Le contrat de prêt prévoit une indemnité forfaire due au prêteur en cas de prononcé de la déchéance du terme égale à 8 % du capital dû à la date de la défaillance, soit la somme de 986,20 euros calculée sur la base de 8 % x (2 355,88 + 9 971,63).
M. X est ainsi tenu au paiement de la somme totale de 13 554,93 euros (2 532,83 + 9 971,63 + 986,20 + 50,09 + 10,18) avec intérêts au taux contractuel de 4,10 % l’an portant sur la somme de 12 327,51 euros (2 355,88 + 9 971,63) à compter du 28 juin 2017.
Le jugement déféré est donc infirmé en toutes ses dispositions critiquées, et statuant à nouveau de ce chef, la cour condamne M. X à payer à la société Banque CIC Est la somme de 13 554,93 euros avec intérêts au taux contractuel de 4,10 % l’an portant sur la somme de 12 327,51 euros à compter du 28 juin 2017.
Sur les autres demandes
La cour condamne M. X aux dépens de la procédure d’appel en application de l’article 696 du code de procédure civile.

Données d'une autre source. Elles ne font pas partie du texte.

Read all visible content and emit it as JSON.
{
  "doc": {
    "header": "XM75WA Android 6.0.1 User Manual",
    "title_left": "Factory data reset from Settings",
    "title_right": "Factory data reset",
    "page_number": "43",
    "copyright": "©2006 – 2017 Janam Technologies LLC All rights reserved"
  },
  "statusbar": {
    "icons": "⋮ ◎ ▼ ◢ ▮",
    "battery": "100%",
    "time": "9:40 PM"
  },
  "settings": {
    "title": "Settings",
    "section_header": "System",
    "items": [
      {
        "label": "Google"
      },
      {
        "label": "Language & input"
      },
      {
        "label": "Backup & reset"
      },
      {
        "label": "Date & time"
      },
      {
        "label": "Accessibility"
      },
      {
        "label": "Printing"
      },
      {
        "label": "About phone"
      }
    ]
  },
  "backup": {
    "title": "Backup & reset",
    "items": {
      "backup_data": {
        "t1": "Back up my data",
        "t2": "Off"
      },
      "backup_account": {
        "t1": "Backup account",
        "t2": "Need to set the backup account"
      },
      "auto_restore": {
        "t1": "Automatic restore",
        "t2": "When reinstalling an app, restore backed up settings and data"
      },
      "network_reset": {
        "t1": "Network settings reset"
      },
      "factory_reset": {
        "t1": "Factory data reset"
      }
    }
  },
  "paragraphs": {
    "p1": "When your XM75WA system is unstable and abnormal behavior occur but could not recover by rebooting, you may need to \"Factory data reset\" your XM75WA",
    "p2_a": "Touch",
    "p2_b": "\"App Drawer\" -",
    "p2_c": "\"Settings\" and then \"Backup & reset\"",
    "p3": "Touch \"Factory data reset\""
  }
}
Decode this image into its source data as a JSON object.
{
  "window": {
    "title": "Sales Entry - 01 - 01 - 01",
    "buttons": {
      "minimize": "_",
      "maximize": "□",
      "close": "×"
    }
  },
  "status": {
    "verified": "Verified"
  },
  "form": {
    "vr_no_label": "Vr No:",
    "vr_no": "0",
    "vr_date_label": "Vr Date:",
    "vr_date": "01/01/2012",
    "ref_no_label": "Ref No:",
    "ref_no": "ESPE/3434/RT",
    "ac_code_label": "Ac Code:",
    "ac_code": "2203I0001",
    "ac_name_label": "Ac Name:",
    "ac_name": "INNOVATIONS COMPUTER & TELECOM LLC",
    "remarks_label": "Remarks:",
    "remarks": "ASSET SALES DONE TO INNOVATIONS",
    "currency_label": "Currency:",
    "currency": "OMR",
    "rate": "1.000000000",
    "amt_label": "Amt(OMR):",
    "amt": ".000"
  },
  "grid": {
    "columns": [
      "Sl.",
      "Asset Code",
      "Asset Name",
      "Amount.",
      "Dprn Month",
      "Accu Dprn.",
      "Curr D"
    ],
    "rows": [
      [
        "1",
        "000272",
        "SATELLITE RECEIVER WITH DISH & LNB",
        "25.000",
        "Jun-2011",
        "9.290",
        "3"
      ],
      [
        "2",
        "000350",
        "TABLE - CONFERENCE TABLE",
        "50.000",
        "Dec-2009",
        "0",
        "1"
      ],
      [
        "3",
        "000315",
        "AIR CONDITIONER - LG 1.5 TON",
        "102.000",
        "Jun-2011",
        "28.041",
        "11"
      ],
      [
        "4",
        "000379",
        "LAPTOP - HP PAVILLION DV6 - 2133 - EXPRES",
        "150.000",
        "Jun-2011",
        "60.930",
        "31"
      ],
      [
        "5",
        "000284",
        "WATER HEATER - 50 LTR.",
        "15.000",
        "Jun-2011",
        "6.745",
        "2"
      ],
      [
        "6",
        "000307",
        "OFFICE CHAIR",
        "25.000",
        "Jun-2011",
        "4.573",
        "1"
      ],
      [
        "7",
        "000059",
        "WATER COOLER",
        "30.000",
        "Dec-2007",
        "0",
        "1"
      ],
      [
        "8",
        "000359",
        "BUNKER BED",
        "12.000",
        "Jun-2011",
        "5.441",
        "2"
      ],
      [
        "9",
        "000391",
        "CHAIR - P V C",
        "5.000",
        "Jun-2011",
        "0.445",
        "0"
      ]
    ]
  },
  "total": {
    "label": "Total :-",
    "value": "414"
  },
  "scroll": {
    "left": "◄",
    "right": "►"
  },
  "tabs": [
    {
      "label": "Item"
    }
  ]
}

Il apparaît équitable, compte tenu des éléments soumis aux débats, de condamner M. X à payer à la société Banque CIC Est la somme de 600 euros en application de l’article 700 du code de procédure civile pour la procédure d’appel.
PAR CES MOTIFS
LA COUR,
Statuant par arrêt rendu par défaut et en dernier ressort, mis à disposition au greffe,
Infirme le jugement en toutes ses dispositions critiquées ;
Statuant à nouveau dans les limites de l’appel, et ajoutant,
Déclare la société Banque CIC EST recevable en son action en paiement ;
Condamne M. Y X à payer à la société Banque CIC Est la somme de 13 554,93 euros avec intérêts au taux contractuel de 4,10 % l’an portant sur la somme de 12 327,51 euros à compter du 28 juin 2017 ;
Condamne M. Y X à payer à la société Banque CIC Est la somme de 600 euros en application de l’article 700 du code de procédure civile ;
Condamne M. Y X aux dépens de la procédure d’appel.